I know who I want to be. I can see her now:
She’s calm and loving. Her arms encircle her family with care and protection. She endows her little ones with the strength and confidence they need to try the world out for themselves. She has boundless patience, never loses her temper, is unbuffeted by external storms, speaks only after considering the import and effect of what she has to say…
And then I step outside of myself and look at me. This morning I shouted “Stop shouting!” at my four year-old. I also found myself uttering an oft-repeated directive of my mother’s from my youth: “If you haven’t got anything nice to say to each other, don’t say anything at all!” The bickering was getting out of hand and I was trying to finish getting breakfast whilst making packed lunches and shovel porridge into a rather unreceptive baby before it went cold and became impossible.
A deep breath or two later and I tried again. “We are a big family. We all have something to say and we all want to be heard. But if everybody is talking at once, you may get to say what you want to say, but you simply won’t be heard. And then what’s the point? We need to take it in turns, let others speak, listen to them…”
And for a while it worked. They waited patiently and let one another speak. I was very pleased… for a little while.
But something didn’t seem quite right… And then I realised what it was: they were waiting patiently to have their turn, but were so intent on their turn and what they wanted to say, that they weren’t listening to a word being uttered. And I realised that this was also one of my big frustrations. I stand and give directions (“Put your coat on, here’s your packed lunch, move your hands this is hot…” etc) or speak to them about something I consider to be important, and gradually become aware that even though I’m not being interrupted, they’re just waiting till I’ve finished in order to say what they want to say.

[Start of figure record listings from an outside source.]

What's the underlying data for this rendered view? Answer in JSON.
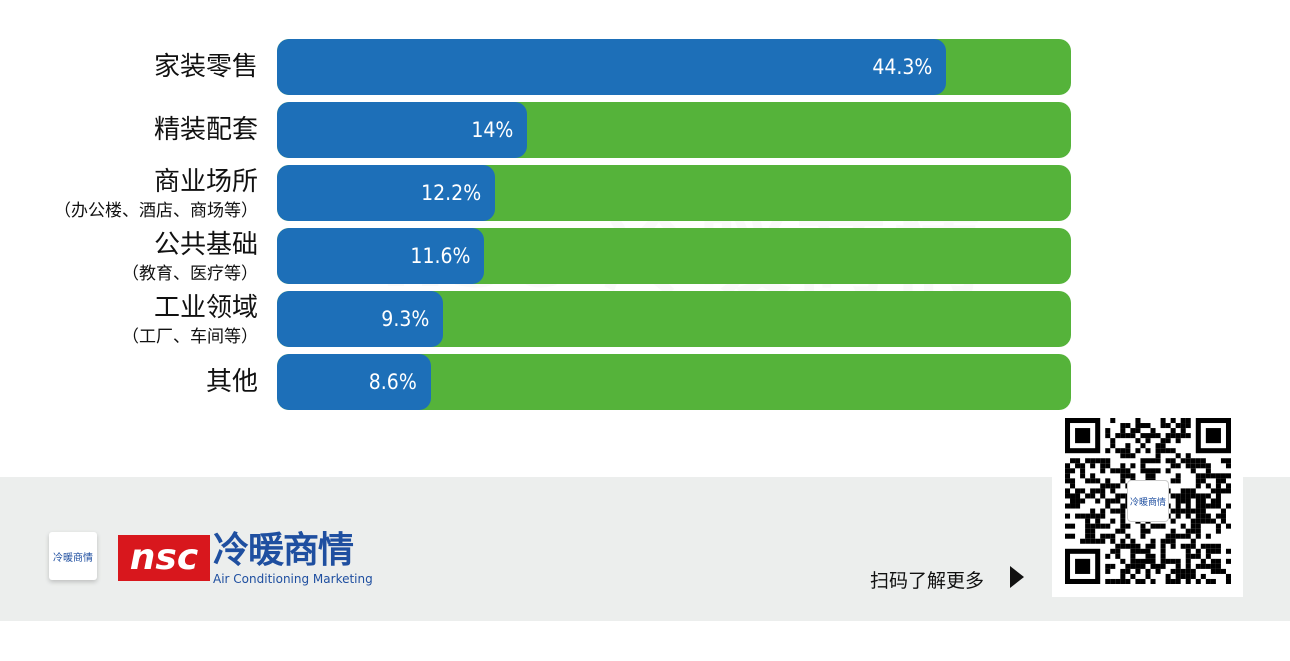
{
  "chart_data": {
    "type": "bar",
    "orientation": "horizontal",
    "categories": [
      {
        "label": "家装零售",
        "sub": ""
      },
      {
        "label": "精装配套",
        "sub": ""
      },
      {
        "label": "商业场所",
        "sub": "（办公楼、酒店、商场等）"
      },
      {
        "label": "公共基础",
        "sub": "（教育、医疗等）"
      },
      {
        "label": "工业领域",
        "sub": "（工厂、车间等）"
      },
      {
        "label": "其他",
        "sub": ""
      }
    ],
    "values": [
      44.3,
      14,
      12.2,
      11.6,
      9.3,
      8.6
    ],
    "value_labels": [
      "44.3%",
      "14%",
      "12.2%",
      "11.6%",
      "9.3%",
      "8.6%"
    ],
    "xlim": [
      0,
      44.4
    ],
    "grid": false,
    "colors": {
      "value": "#1d6fb8",
      "track": "#55b33a"
    }
  },
  "watermark": "nsc 冷暖商情",
  "footer": {
    "badge_text": "冷暖商情",
    "logo_mark": "nsc",
    "logo_cn": "冷暖商情",
    "logo_en": "Air Conditioning Marketing",
    "scan_text": "扫码了解更多",
    "qr_logo_text": "冷暖商情",
    "brand_red": "#d8171d",
    "brand_blue": "#1f4fa0",
    "background": "#eceeed"
  }
}
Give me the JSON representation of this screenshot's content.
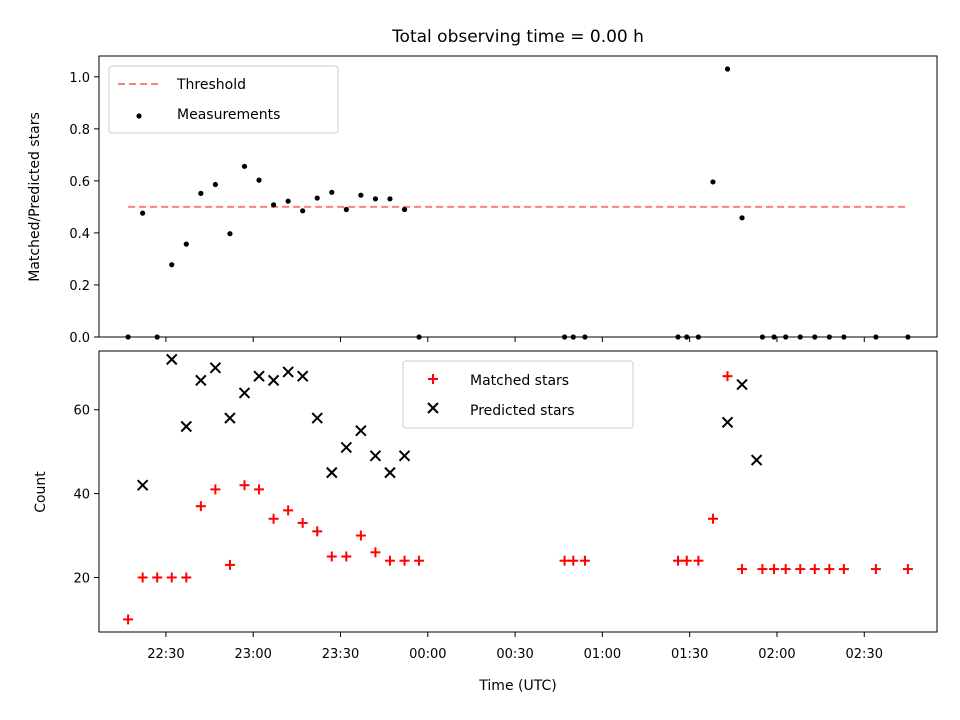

So we have a new challenge (and I should add that it applies to me, too – as a parent it is all too easy to understand that your child wants, no, needs to be heard and to let them speak, but if you just pitch in with your next instruction the second they finish speaking, what was the point of letting them speak?) and our new challenge is this: when someone has finished speaking, acknowledge that they have spoken. It doesn’t really matter how… the key is to make the person speaking understand that you were listening and have taken in what they were saying, whether or not you think it is important or even agree.
To feel heard is to feel valued, to feel valued is to feel loved, to feel loved is to grow, secure in your world.